1. de woning met schuurtjes en ondergrond, groot elf aren, voor een koopprijs van tweehonderd vijftig duizend euro (€.250.000),

2. de overige gronden voor een koopprijs van vierhonderd zeven en twintig duizend vijfhonderd euro (€.427.500).”

2.4.In geschil is de objectafbakening en de waarde van de zaak op de waardepeildatum. Belanghebbende verwijst naar de in de notariële akte gemaakte verdeling.
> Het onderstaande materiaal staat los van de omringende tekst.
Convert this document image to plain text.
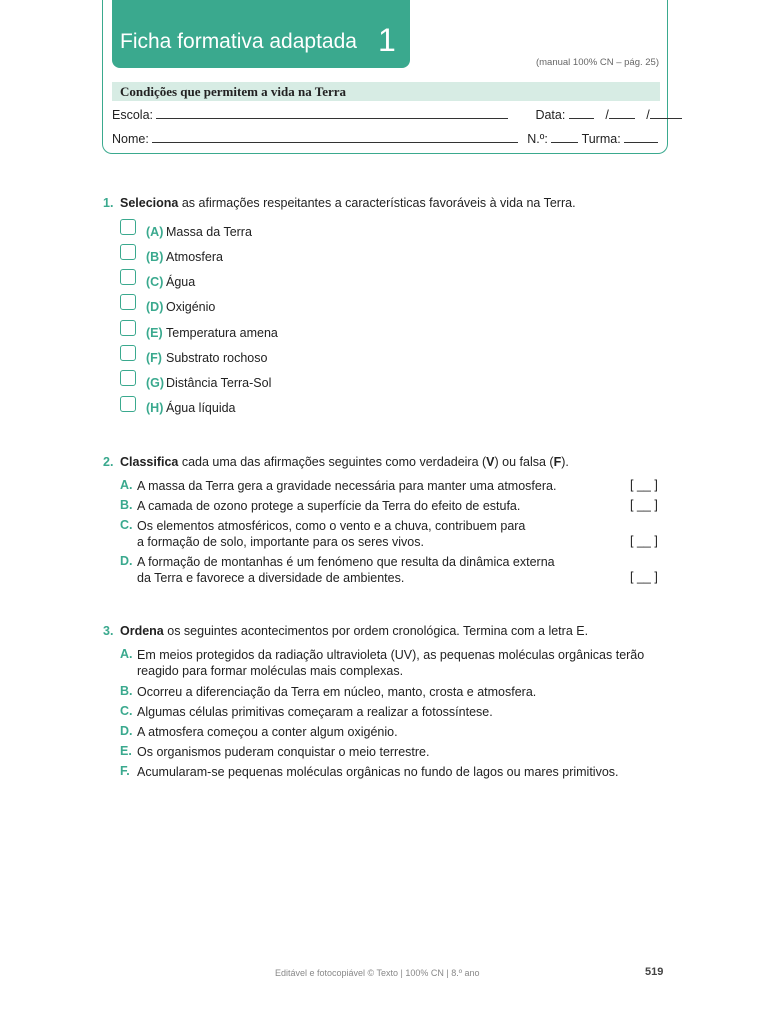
Ficha formativa adaptada 1
(manual 100% CN – pág. 25)
Condições que permitem a vida na Terra
Escola:	Data:	/	/
Nome:	N.º:	Turma:
1. Seleciona as afirmações respeitantes a características favoráveis à vida na Terra.
(A) Massa da Terra
(B) Atmosfera
(C) Água
(D) Oxigénio
(E) Temperatura amena
(F) Substrato rochoso
(G) Distância Terra-Sol
(H) Água líquida
2. Classifica cada uma das afirmações seguintes como verdadeira (V) ou falsa (F).
A. A massa da Terra gera a gravidade necessária para manter uma atmosfera.	[ __ ]
B. A camada de ozono protege a superfície da Terra do efeito de estufa.	[ __ ]
C. Os elementos atmosféricos, como o vento e a chuva, contribuem para
a formação de solo, importante para os seres vivos.	[ __ ]
D. A formação de montanhas é um fenómeno que resulta da dinâmica externa
da Terra e favorece a diversidade de ambientes.	[ __ ]
3. Ordena os seguintes acontecimentos por ordem cronológica. Termina com a letra E.
A. Em meios protegidos da radiação ultravioleta (UV), as pequenas moléculas orgânicas terão
reagido para formar moléculas mais complexas.
B. Ocorreu a diferenciação da Terra em núcleo, manto, crosta e atmosfera.
C. Algumas células primitivas começaram a realizar a fotossíntese.
D. A atmosfera começou a conter algum oxigénio.
E. Os organismos puderam conquistar o meio terrestre.
F. Acumularam-se pequenas moléculas orgânicas no fundo de lagos ou mares primitivos.
Editável e fotocopiável © Texto | 100% CN | 8.º ano	519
2.5.Verweerder heeft een taxatierapport overgelegd, opgesteld door [gemachtigde] op 12 december 2010. Hij heeft de percelen met nummers [perceel 2] en [perceel 3] als cultuurgrond aangemerkt zodat alleen het perceel met nummer [perceel 1], met daarop het woonhuis en overige aanhorigheden, in de waardering is betrokken. De waarde daarvan is daarin getaxeerd op

€ 434.000.

2.6.Belanghebbende heeft gesteld dat verweerder ten onrechte het gehele perceel met nummer [perceel 1] in de waarde heeft betrokken. Immers, zo voert belanghebbende aan, het perceel bestaat uit een woonhuis, opstallen met ondergrond met een oppervlakte van 1100 m2 en voor het overige uit grasland dat voor de cultuurgrondvrijstelling in aanmerking komt.
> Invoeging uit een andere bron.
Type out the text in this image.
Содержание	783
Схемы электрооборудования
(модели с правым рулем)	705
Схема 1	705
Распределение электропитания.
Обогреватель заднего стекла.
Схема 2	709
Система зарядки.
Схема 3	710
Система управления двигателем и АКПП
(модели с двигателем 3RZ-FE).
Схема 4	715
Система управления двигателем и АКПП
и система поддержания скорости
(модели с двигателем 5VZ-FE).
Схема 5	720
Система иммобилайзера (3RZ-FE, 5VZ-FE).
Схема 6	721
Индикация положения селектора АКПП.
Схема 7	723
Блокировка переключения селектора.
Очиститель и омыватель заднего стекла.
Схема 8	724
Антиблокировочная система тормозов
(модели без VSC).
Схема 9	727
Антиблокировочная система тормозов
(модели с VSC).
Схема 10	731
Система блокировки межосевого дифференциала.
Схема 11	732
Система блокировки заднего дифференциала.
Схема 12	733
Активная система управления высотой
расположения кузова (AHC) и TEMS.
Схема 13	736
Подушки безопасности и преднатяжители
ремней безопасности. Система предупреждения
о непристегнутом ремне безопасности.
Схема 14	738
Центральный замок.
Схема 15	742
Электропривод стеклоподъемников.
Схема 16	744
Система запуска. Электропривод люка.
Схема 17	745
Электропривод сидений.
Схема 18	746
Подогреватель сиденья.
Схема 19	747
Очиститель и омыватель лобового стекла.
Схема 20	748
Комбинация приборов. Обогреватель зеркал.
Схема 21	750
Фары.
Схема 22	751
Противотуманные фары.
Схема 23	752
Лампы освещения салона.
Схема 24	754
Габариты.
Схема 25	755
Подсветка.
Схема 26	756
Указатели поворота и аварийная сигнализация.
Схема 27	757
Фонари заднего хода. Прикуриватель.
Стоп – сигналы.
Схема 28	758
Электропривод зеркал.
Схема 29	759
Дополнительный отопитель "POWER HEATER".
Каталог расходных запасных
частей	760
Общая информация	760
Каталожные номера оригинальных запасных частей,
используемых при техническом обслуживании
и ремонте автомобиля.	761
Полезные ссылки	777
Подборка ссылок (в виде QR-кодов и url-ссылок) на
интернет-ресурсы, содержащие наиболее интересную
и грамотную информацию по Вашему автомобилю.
2.7.Op grond van artikel 18, vierde lid, van de Wet WOZ in verbinding met artikel 2, eerste lid, van de Uitvoeringsregeling uitgezonderde objecten Wet waardering onroerende zaken wordt ten behoeve van land- of bosbouw bedrijfsmatig geëxploiteerde cultuurgrond bij de bepaling van de waarde buiten aanmerking gelaten voor zover deze grond niet de ondergrond vormt van gebouwde eigendommen. De bewijslast voor de bedrijfmatigheid ligt bij belanghebbende.

2.8.Belanghebbende heeft ter zitting verklaard dat de aankoop is geschied met het oog op uitbreiding van zijn tuinbouwbedrijf en dat zij, in afwachting van het verkrijgen van de nodige vergunningen, het stuk grond regelmatig heeft gemaaid en het gemaaide gras heeft verkocht.
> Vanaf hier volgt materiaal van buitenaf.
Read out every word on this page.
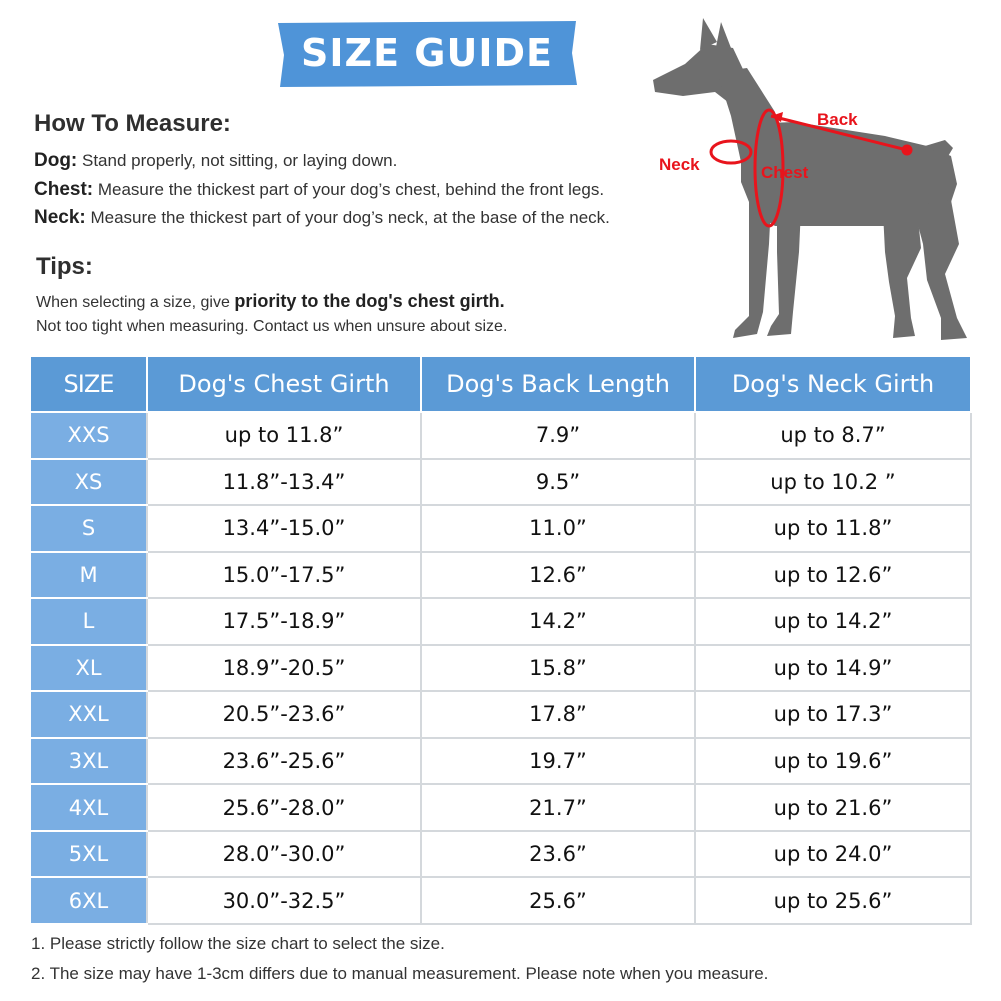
SIZE GUIDE
How To Measure:
Dog: Stand properly, not sitting, or laying down.
Chest: Measure the thickest part of your dog’s chest, behind the front legs.
Neck: Measure the thickest part of your dog’s neck, at the base of the neck.
Tips:
When selecting a size, give priority to the dog's chest girth.
Not too tight when measuring. Contact us when unsure about size.
Back
Neck	Chest
SIZE	Dog's Chest Girth	Dog's Back Length	Dog's Neck Girth
XXS	up to 11.8”	7.9”	up to 8.7”
XS	11.8”-13.4”	9.5”	up to 10.2 ”
S	13.4”-15.0”	11.0”	up to 11.8”
M	15.0”-17.5”	12.6”	up to 12.6”
L	17.5”-18.9”	14.2”	up to 14.2”
XL	18.9”-20.5”	15.8”	up to 14.9”
XXL	20.5”-23.6”	17.8”	up to 17.3”
3XL	23.6”-25.6”	19.7”	up to 19.6”
4XL	25.6”-28.0”	21.7”	up to 21.6”
5XL	28.0”-30.0”	23.6”	up to 24.0”
6XL	30.0”-32.5”	25.6”	up to 25.6”
1. Please strictly follow the size chart to select the size.
2. The size may have 1-3cm differs due to manual measurement. Please note when you measure.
2.9.De rechtbank acht deze verklaring van belanghebbende geloofwaardig en is van oordeel dat belanghebbende, die reeds een tuinbouwbedrijf had, het stuk grond op de waardepeildatum bedrijfsmatig in gebruik had en dat bedoeld stuk grond voor de cultuurgrondvrijstelling in aanmerking komt. Steun voor deze opvatting vindt de rechtbank in het arrest van de Hoge Raad van 14 april 2006, nr 41 207, gepubliceerd in BNB 2006/227c. Verweerders stelling dat het enkel maaien en verkopen van gras niet voldoende is om van bedrijfsmatig exploiteren te kunnen spreken is niet juist. Niet van belang is of belanghebbende wist of had kunnen weten dat de door haar aangevraagde vergunningen om op de bewuste grond kassen op te richten niet verleend zouden worden. De rechtbank acht aannemelijk dat belanghebbende de grond heeft gekocht voor gebruik in zijn bedrijf.

De objectafbakening dient naar het oordeel van de rechtbank plaats te vinden zoals belanghebbende die voorstaat conform het bepaalde in de notariële akte, te weten, een woning met schuurtjes met een ondergrond van 1.100m2 (verder aangeduid als: de woning).

2.10.Omdat verweerder bij het vaststellen van de waarde van een onjuiste objectafbakening is uitgegaan, is hij er ook niet in geslaagd aannemelijk te maken dat de vastgestelde waarde niet te hoog is.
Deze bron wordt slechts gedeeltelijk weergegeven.